Friends of an American held hostage in Saudi Arabia by a group linked to al-Qaeda awaited word of his fate as a deadline imposed by his captors ticked down.
A candlelight vigil for Paul Johnson was planned for 7pm yesterday behind a firehouse in this rural community about 32km north of Atlantic City.
"We all hope Paul comes back," Dan Pomponio, a neighbor of Johnson's sister in Little Egg Harbor, said on Wednesday. "You can only cross your fingers and hope."
The gathering in Johnson's hometown was to take place within a day of a deadline set by his captors, who threatened on Tuesday to kill him in three days unless Saudi authorities release al-Qaeda prisoners.
The threats were made on a video shown on an Islamic Web site following Johnson's abduction over the weekend; it was not clear exactly when the deadline would be, since it was not clear exactly when the video was made.
Johnson, 49, moved to Florida in the early 1980s to work for Lockheed Martin, and had worked in Saudi Arabia for more than a decade. At the time of his abduction, he had been working on targeting and night vision systems for Apache helicopters.

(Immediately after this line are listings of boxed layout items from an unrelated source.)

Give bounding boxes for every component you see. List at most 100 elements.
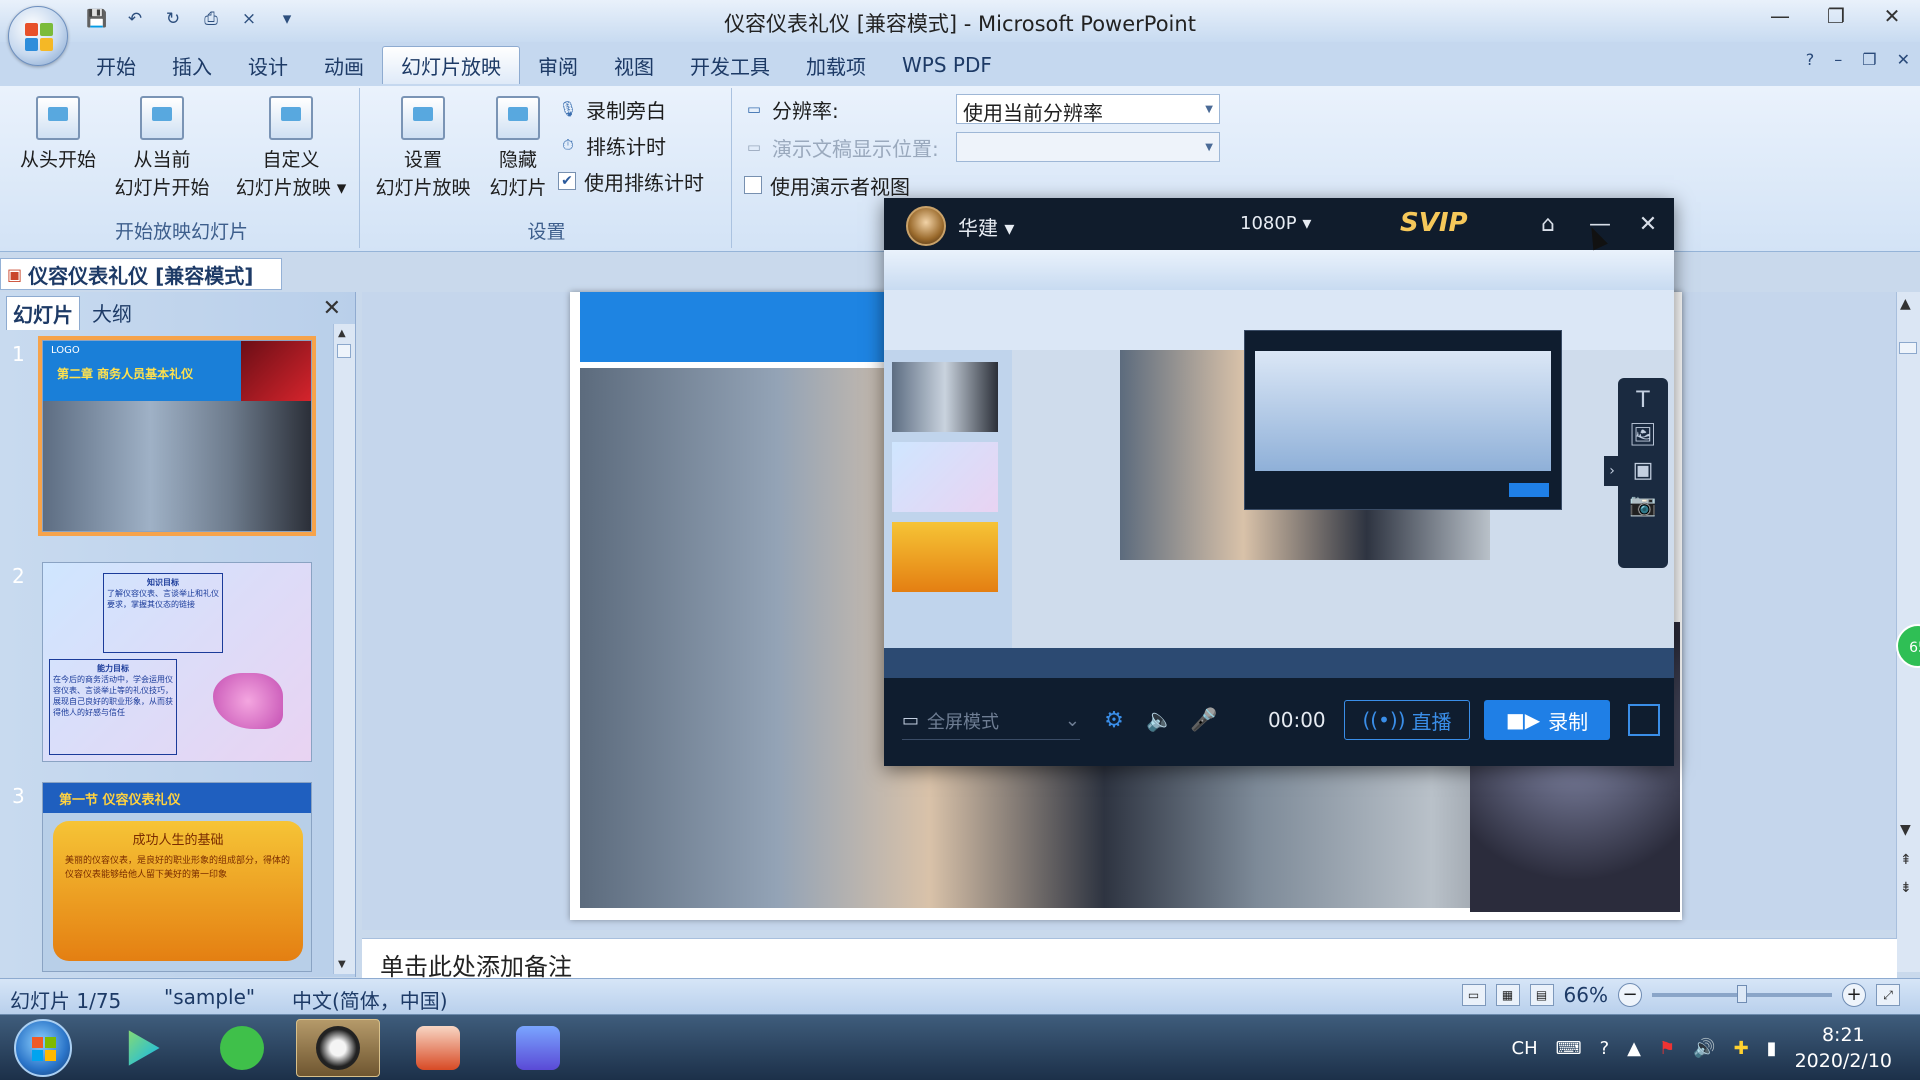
- zoom-slider-thumb[interactable]: [1737, 985, 1747, 1003]
- tab-slides[interactable]: 幻灯片: [6, 296, 80, 330]
- tab-view[interactable]: 视图: [596, 46, 672, 84]
- slide-thumbnail-1[interactable]: LOGO 第二章 商务人员基本礼仪: [38, 336, 316, 536]
- ribbon-minimize-button[interactable]: –: [1834, 50, 1842, 69]
- quality-select[interactable]: 1080P ▾: [1240, 213, 1311, 234]
- tab-slide-show[interactable]: 幻灯片放映: [382, 46, 520, 84]
- slide-sorter-icon[interactable]: ▦: [1495, 984, 1520, 1006]
- slide-number: 3: [12, 784, 25, 808]
- recorder-app-icon[interactable]: [296, 1019, 380, 1077]
- thumb-title: 第二章 商务人员基本礼仪: [57, 367, 194, 381]
- tab-insert[interactable]: 插入: [154, 46, 230, 84]
- hide-slide-icon: [496, 96, 540, 140]
- dropdown-arrow-icon: ▼: [1205, 142, 1213, 153]
- picture-in-picture-icon[interactable]: ▣: [1633, 458, 1654, 483]
- powerpoint-icon[interactable]: [396, 1019, 480, 1077]
- scroll-down-icon[interactable]: ▼: [1900, 822, 1911, 838]
- expand-panel-icon[interactable]: [1628, 704, 1660, 736]
- keyboard-icon[interactable]: ⌨: [1556, 1038, 1582, 1059]
- document-tab[interactable]: ▣ 仪容仪表礼仪 [兼容模式]: [0, 258, 282, 290]
- tab-outline[interactable]: 大纲: [86, 296, 138, 330]
- title-bar: 💾 ↶ ↻ ⎙ × ▾ 仪容仪表礼仪 [兼容模式] - Microsoft Po…: [0, 0, 1920, 42]
- zoom-out-icon[interactable]: −: [1618, 983, 1642, 1007]
- tab-add-ins[interactable]: 加载项: [788, 46, 884, 84]
- tab-animations[interactable]: 动画: [306, 46, 382, 84]
- normal-view-icon[interactable]: ▭: [1461, 984, 1486, 1006]
- taskbar: CH ⌨ ? ▲ ⚑ 🔊 ✚ ▮ 8:21 2020/2/10: [0, 1014, 1920, 1080]
- settings-gear-icon[interactable]: ⚙: [1098, 704, 1130, 736]
- presenter-view-checkbox[interactable]: 使用演示者视图: [744, 170, 910, 200]
- reading-view-icon[interactable]: ▤: [1529, 984, 1554, 1006]
- setup-show-button[interactable]: 设置 幻灯片放映: [364, 96, 482, 202]
- from-beginning-button[interactable]: 从头开始: [8, 96, 108, 174]
- record-narration-button[interactable]: 🎙 录制旁白: [558, 94, 666, 124]
- language-indicator[interactable]: 中文(简体，中国): [292, 985, 448, 1014]
- checkbox-unchecked[interactable]: [744, 176, 762, 194]
- screen-recorder-window: 华建 ▾ 1080P ▾ SVIP ⌂ — ✕ ▭ 全屏模式 ⌄ ⚙ 🔈 🎤 0…: [884, 198, 1674, 766]
- previous-slide-icon[interactable]: ⇞: [1900, 852, 1912, 868]
- close-button[interactable]: ✕: [1864, 0, 1920, 32]
- volume-icon[interactable]: 🔊: [1693, 1038, 1715, 1059]
- show-hidden-icons[interactable]: ▲: [1627, 1038, 1641, 1059]
- panel-scrollbar[interactable]: ▲ ▼: [333, 324, 355, 974]
- rehearse-timings-button[interactable]: ⏱ 排练计时: [558, 130, 666, 160]
- ribbon-restore-button[interactable]: ❐: [1862, 50, 1876, 69]
- use-timings-checkbox[interactable]: ✔ 使用排练计时: [558, 166, 704, 196]
- ribbon-close-button[interactable]: ✕: [1897, 50, 1910, 69]
- home-icon[interactable]: ⌂: [1532, 208, 1564, 240]
- from-current-button[interactable]: 从当前 幻灯片开始: [102, 96, 222, 202]
- restore-button[interactable]: ❐: [1808, 0, 1864, 32]
- zoom-level[interactable]: 66%: [1564, 983, 1608, 1007]
- ribbon-tab-bar: 开始 插入 设计 动画 幻灯片放映 审阅 视图 开发工具 加载项 WPS PDF…: [0, 42, 1920, 86]
- battery-icon[interactable]: ▮: [1767, 1038, 1777, 1059]
- microphone-icon[interactable]: 🎤: [1188, 704, 1220, 736]
- custom-show-icon: [269, 96, 313, 140]
- hide-slide-button[interactable]: 隐藏 幻灯片: [480, 96, 556, 202]
- zoom-in-icon[interactable]: +: [1842, 983, 1866, 1007]
- tab-design[interactable]: 设计: [230, 46, 306, 84]
- help-tray-icon[interactable]: ?: [1600, 1038, 1610, 1059]
- start-button[interactable]: [14, 1019, 72, 1077]
- fit-window-icon[interactable]: ⤢: [1876, 984, 1900, 1006]
- capture-mode-select[interactable]: ▭ 全屏模式 ⌄: [902, 702, 1080, 740]
- image-tool-icon[interactable]: 🖼: [1629, 423, 1657, 448]
- record-button[interactable]: ■▶ 录制: [1484, 700, 1610, 740]
- scroll-up-icon[interactable]: ▲: [338, 328, 346, 339]
- scroll-thumb[interactable]: [1899, 342, 1917, 354]
- security-shield-icon[interactable]: ✚: [1734, 1038, 1749, 1059]
- tab-home[interactable]: 开始: [78, 46, 154, 84]
- clock[interactable]: 8:21 2020/2/10: [1795, 1022, 1892, 1074]
- contacts-icon[interactable]: [496, 1019, 580, 1077]
- avatar[interactable]: [906, 206, 946, 246]
- resolution-select[interactable]: 使用当前分辨率 ▼: [956, 94, 1220, 125]
- help-icon[interactable]: ?: [1806, 50, 1815, 69]
- svip-badge[interactable]: SVIP: [1400, 208, 1468, 238]
- speaker-icon[interactable]: 🔈: [1144, 704, 1176, 736]
- scroll-thumb[interactable]: [337, 344, 351, 358]
- action-center-flag-icon[interactable]: ⚑: [1659, 1038, 1675, 1059]
- recorder-close-button[interactable]: ✕: [1632, 208, 1664, 240]
- scroll-down-icon[interactable]: ▼: [338, 959, 346, 970]
- media-player-icon[interactable]: [100, 1019, 184, 1077]
- scroll-up-icon[interactable]: ▲: [1900, 296, 1911, 312]
- slide-thumbnail-3[interactable]: 第一节 仪容仪表礼仪 成功人生的基础 美丽的仪容仪表，是良好的职业形象的组成部分…: [42, 782, 312, 972]
- live-stream-button[interactable]: ((•)) 直播: [1344, 700, 1470, 740]
- language-bar[interactable]: CH: [1512, 1038, 1538, 1059]
- slide-thumbnail-2[interactable]: 知识目标 了解仪容仪表、言谈举止和礼仪要求，掌握其仪态的链接 能力目标 在今后的…: [42, 562, 312, 762]
- text-tool-icon[interactable]: T: [1636, 388, 1649, 413]
- zoom-slider[interactable]: [1652, 985, 1832, 1003]
- tab-wps-pdf[interactable]: WPS PDF: [884, 46, 1010, 84]
- custom-show-button[interactable]: 自定义 幻灯片放映 ▾: [226, 96, 356, 202]
- office-button[interactable]: [8, 6, 68, 66]
- wechat-icon[interactable]: [200, 1019, 284, 1077]
- notes-pane[interactable]: 单击此处添加备注: [362, 938, 1897, 981]
- checkbox-checked[interactable]: ✔: [558, 172, 576, 190]
- minimize-button[interactable]: —: [1752, 0, 1808, 32]
- show-on-select[interactable]: ▼: [956, 132, 1220, 162]
- next-slide-icon[interactable]: ⇟: [1900, 880, 1912, 896]
- tab-developer[interactable]: 开发工具: [672, 46, 788, 84]
- preview-thumb: [892, 522, 998, 592]
- screenshot-camera-icon[interactable]: 📷: [1629, 493, 1656, 518]
- panel-close-button[interactable]: ✕: [323, 296, 341, 321]
- user-menu[interactable]: 华建 ▾: [958, 212, 1014, 241]
- tab-review[interactable]: 审阅: [520, 46, 596, 84]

As friends on Wednesday remembered the clean-cut young man who liked fast cars and motorcycles, officials in Washington said US and Saudi authorities had teamed to find Johnson.

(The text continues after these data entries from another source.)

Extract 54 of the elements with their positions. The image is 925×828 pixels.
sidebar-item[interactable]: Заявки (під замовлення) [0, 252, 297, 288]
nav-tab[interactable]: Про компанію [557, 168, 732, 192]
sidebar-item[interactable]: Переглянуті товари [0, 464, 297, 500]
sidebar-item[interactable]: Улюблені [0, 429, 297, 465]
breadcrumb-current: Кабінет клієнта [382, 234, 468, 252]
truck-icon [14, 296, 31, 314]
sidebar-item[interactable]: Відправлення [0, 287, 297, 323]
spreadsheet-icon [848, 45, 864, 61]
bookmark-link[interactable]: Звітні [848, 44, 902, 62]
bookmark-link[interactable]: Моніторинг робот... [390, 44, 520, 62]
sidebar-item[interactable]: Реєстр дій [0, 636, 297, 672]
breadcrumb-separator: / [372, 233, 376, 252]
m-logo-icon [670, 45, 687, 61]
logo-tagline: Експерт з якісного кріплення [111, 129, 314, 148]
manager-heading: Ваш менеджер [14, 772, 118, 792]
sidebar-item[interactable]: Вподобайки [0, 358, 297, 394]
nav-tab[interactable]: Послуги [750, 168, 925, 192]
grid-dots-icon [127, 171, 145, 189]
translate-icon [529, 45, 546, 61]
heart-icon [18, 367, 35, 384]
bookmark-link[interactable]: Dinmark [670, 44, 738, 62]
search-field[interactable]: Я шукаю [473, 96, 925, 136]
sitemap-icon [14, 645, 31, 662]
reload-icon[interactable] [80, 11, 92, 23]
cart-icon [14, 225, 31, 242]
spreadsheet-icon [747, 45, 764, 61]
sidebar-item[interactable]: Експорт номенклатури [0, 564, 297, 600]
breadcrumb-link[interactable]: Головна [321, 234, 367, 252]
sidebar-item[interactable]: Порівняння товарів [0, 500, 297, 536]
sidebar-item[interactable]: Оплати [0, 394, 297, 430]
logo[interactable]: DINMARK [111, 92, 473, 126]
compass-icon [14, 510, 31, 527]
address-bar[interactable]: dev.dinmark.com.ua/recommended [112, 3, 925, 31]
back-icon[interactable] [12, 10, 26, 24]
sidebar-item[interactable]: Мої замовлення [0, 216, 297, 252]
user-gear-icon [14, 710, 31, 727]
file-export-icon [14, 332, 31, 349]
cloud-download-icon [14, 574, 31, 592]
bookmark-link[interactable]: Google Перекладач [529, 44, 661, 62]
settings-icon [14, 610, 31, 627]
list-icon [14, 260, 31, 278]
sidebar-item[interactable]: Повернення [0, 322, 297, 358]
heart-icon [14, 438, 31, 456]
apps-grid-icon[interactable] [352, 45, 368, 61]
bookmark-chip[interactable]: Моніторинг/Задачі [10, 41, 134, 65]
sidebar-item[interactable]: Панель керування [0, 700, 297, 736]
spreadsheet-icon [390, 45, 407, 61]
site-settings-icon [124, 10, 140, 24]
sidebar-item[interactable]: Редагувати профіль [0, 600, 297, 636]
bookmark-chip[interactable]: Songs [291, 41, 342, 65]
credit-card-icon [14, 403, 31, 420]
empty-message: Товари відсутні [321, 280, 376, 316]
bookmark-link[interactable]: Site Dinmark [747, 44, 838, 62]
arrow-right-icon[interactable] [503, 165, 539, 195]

Johnson's son on Wednesday appeared on CNN to implore the Saudi government to find his father.
"Please let him return home safely," Paul Johnson III said. "He will leave your country. You will never see him again. I just plead with them to get him home safely."

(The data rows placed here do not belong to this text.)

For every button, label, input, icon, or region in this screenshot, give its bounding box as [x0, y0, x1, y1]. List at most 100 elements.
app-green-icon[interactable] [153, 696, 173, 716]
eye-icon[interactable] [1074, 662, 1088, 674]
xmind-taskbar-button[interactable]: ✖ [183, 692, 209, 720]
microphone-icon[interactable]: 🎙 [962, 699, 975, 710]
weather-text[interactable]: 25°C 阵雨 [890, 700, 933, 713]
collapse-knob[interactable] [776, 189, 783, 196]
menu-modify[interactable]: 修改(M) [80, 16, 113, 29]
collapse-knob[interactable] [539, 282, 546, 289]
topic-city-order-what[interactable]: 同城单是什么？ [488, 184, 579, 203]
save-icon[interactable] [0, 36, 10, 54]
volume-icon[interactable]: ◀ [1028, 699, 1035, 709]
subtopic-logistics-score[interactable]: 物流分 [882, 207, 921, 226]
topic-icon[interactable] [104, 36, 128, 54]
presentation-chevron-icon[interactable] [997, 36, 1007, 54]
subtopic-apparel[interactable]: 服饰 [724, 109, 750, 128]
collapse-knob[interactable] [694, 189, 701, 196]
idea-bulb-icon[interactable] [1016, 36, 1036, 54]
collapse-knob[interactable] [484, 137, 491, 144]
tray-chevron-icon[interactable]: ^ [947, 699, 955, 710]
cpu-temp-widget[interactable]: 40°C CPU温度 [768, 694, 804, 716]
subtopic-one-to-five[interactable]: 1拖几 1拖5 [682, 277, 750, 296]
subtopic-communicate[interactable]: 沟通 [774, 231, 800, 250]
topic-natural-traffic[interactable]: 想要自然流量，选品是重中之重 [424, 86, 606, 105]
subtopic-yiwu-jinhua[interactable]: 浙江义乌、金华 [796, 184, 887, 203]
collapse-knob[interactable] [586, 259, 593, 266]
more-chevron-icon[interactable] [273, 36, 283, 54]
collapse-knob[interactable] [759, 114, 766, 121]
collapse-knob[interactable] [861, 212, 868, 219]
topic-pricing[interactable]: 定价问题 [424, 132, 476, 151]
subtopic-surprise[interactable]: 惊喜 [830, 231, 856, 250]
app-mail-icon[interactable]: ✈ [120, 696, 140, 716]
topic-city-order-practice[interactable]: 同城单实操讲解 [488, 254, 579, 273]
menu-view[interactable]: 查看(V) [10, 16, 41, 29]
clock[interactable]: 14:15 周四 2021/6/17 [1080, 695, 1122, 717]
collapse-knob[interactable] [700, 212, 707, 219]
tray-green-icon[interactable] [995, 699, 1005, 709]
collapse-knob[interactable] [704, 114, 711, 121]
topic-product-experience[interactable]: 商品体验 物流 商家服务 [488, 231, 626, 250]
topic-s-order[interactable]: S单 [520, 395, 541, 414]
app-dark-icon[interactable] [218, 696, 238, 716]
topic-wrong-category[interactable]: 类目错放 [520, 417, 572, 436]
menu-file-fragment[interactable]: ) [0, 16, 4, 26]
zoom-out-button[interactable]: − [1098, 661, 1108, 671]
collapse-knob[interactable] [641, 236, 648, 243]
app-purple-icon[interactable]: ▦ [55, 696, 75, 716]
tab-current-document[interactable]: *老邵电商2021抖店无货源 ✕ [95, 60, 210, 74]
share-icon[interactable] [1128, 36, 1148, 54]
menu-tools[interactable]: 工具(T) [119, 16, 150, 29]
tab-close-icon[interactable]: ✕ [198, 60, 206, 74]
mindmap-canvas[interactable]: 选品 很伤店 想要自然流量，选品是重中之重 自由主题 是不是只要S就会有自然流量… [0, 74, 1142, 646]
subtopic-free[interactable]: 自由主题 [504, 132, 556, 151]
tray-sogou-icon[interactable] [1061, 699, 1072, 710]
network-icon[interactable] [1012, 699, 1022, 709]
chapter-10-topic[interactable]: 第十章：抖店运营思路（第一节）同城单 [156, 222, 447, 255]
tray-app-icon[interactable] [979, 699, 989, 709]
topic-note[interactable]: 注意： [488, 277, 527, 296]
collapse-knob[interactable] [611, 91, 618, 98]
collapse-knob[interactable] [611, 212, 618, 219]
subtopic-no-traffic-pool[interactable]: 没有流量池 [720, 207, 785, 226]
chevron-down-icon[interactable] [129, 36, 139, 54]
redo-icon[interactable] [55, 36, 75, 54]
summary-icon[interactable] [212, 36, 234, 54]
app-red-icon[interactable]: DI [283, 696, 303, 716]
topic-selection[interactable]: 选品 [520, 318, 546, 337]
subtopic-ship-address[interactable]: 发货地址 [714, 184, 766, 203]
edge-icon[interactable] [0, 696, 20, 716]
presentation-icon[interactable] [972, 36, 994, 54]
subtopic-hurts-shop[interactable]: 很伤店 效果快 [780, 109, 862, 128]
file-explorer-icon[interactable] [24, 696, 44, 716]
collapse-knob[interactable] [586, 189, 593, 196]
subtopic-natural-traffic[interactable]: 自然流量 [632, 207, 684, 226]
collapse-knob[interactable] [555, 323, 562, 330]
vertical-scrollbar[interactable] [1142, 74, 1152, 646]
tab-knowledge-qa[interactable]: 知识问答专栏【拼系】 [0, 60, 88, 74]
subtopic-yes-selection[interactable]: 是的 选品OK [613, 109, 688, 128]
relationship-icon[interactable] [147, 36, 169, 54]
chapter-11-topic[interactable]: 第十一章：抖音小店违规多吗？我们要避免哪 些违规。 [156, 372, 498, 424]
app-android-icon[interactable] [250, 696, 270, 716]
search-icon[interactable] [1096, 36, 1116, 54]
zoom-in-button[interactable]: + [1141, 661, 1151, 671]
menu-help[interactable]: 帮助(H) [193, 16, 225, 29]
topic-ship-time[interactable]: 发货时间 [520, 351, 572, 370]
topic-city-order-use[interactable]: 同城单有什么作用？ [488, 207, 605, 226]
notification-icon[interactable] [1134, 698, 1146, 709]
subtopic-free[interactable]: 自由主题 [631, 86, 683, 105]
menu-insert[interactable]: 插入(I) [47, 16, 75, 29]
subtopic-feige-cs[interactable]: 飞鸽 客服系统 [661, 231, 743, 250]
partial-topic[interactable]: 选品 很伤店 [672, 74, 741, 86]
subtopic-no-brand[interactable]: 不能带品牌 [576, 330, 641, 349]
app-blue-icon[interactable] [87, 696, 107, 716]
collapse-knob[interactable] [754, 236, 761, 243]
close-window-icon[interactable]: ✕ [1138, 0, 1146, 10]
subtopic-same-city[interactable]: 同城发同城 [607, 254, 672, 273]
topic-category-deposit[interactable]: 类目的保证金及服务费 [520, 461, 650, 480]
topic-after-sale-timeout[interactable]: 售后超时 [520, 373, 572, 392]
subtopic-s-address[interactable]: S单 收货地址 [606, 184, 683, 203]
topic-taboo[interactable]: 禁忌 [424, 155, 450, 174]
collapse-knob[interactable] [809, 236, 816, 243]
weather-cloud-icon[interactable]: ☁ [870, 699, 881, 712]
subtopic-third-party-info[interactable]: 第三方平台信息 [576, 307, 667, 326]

But US Senator Frank Lautenberg of New Jersey said he was discouraged after an hour-long meeting at the Capitol with the Saudi government's top foreign policy advisor, Adel al-Jubeir.
"They're at a loss. He says they're using every resource that they have to try to free him," Lautenberg said. "Right now the prospects are gloomy."
Late Wednesday, Saudi security forces and police surrounded a house in Riyadh, but withdrew hours later, witnesses said.
It was unclear whether anyone was detained.